El empleado sonrió muy complacido de su capacidad para construir aforismos. Carmody sintió un impulso de golpearle directo en la nariz, pero se contuvo.
—Si ha terminado con su conferencia —dijo Carmody—, quisiera que me entregue el Premio.
—Como lo desee —dijo el empleado—; siempre que esté seguro que lo quiere.
—¿Puede haber alguna razón para que no lo quiera?
—Ninguna en particular —dijo el empleado—, pero sí una en general: la introducción de cualquier objeto novedoso en la norma de vida de una persona tiende a dislocarla.
—Me atrevo a correr ese riesgo —contestó Carmody—. Vamos, deme usted el Premio.
—Muy bien —dijo el empleado, sacando un gran anotador y un lápiz—. Antes, debemos llenar estos datos. Usted se llama Kár-mo-di, viene del planeta 73C, Sistema BB-454 C-2S2 Cuadrante Izquierdo, Sistema Galáctico Local, referencia LK por CD, y fue seleccionado al azar entre aproximadamente dos billones de concursantes, ¿de acuerdo?

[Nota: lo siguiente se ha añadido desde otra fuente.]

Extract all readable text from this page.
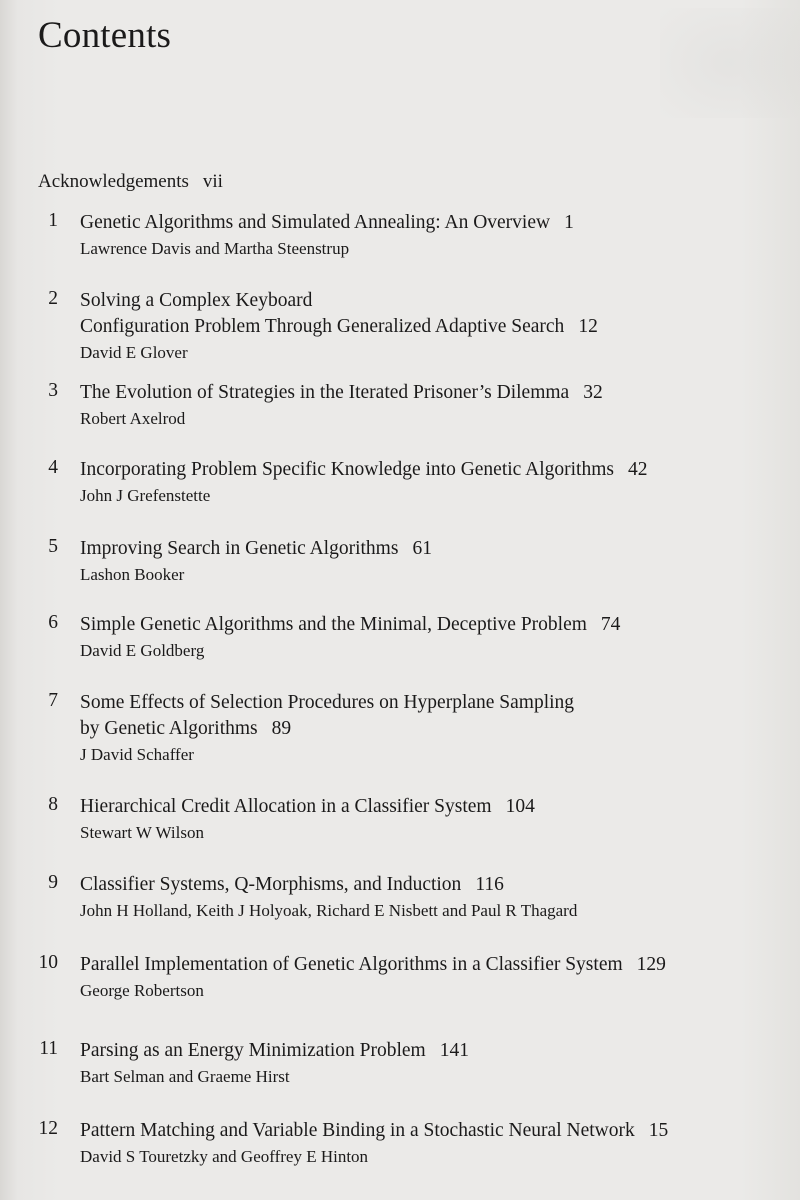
Contents
Acknowledgements vii
1 Genetic Algorithms and Simulated Annealing: An Overview 1
Lawrence Davis and Martha Steenstrup
2 Solving a Complex Keyboard
Configuration Problem Through Generalized Adaptive Search 12
David E Glover
3 The Evolution of Strategies in the Iterated Prisoner’s Dilemma 32
Robert Axelrod
4 Incorporating Problem Specific Knowledge into Genetic Algorithms 42
John J Grefenstette
5 Improving Search in Genetic Algorithms 61
Lashon Booker
6 Simple Genetic Algorithms and the Minimal, Deceptive Problem 74
David E Goldberg
7 Some Effects of Selection Procedures on Hyperplane Sampling
by Genetic Algorithms 89
J David Schaffer
8 Hierarchical Credit Allocation in a Classifier System 104
Stewart W Wilson
9 Classifier Systems, Q-Morphisms, and Induction 116
John H Holland, Keith J Holyoak, Richard E Nisbett and Paul R Thagard
10 Parallel Implementation of Genetic Algorithms in a Classifier System 129
George Robertson
11 Parsing as an Energy Minimization Problem 141
Bart Selman and Graeme Hirst
12 Pattern Matching and Variable Binding in a Stochastic Neural Network 15
David S Touretzky and Geoffrey E Hinton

—Si usted lo dice, así será —contestó Carmody.
—Déjeme ver un poco —dijo el empleado, dándole un rápido vistazo a la página—. Puedo omitir esa cuestión de que acepta el premio a su propio riesgo y reconocimiento, ¿verdad?
—Seguro, omítalo —contestó Carmody.
—Además está la sección sobre Calificación de Comestible, y la parte de Acuerdo Recíproco de Falibilidad entre usted y la Oficina de la Lotería, en el Centro Galáctico; y también, la otra parte sobre Ética Irresponsable, y por supuesto, el Remanente Determinante de Terminación. Pero todo esto es perfectamente normal y me imagino que usted lo acepta…
—¡Claro! ¿Por qué no? —repuso Carmody, sintiéndose algo mareado. Estaba ansioso por ver cómo era el premio del Centro Galáctico, y deseaba que el empleado dejara de usar tantas argucias.
—Muy bien, entonces —dijo el empleado—. Ahora, simplemente indique su aceptación a los términos de esta área mental-sensitiva al pie de la página; eso es todo.
Inseguro de dar sus próximos pasos, Carmody pensó: «Sí, acepto el Premio en las condiciones establecidas». El pie de la página se tornó rosado.
—Gracias —dijo el empleado—. El contrato es autotestigo del acuerdo. Felicitaciones, Carmody; aquí lo tiene.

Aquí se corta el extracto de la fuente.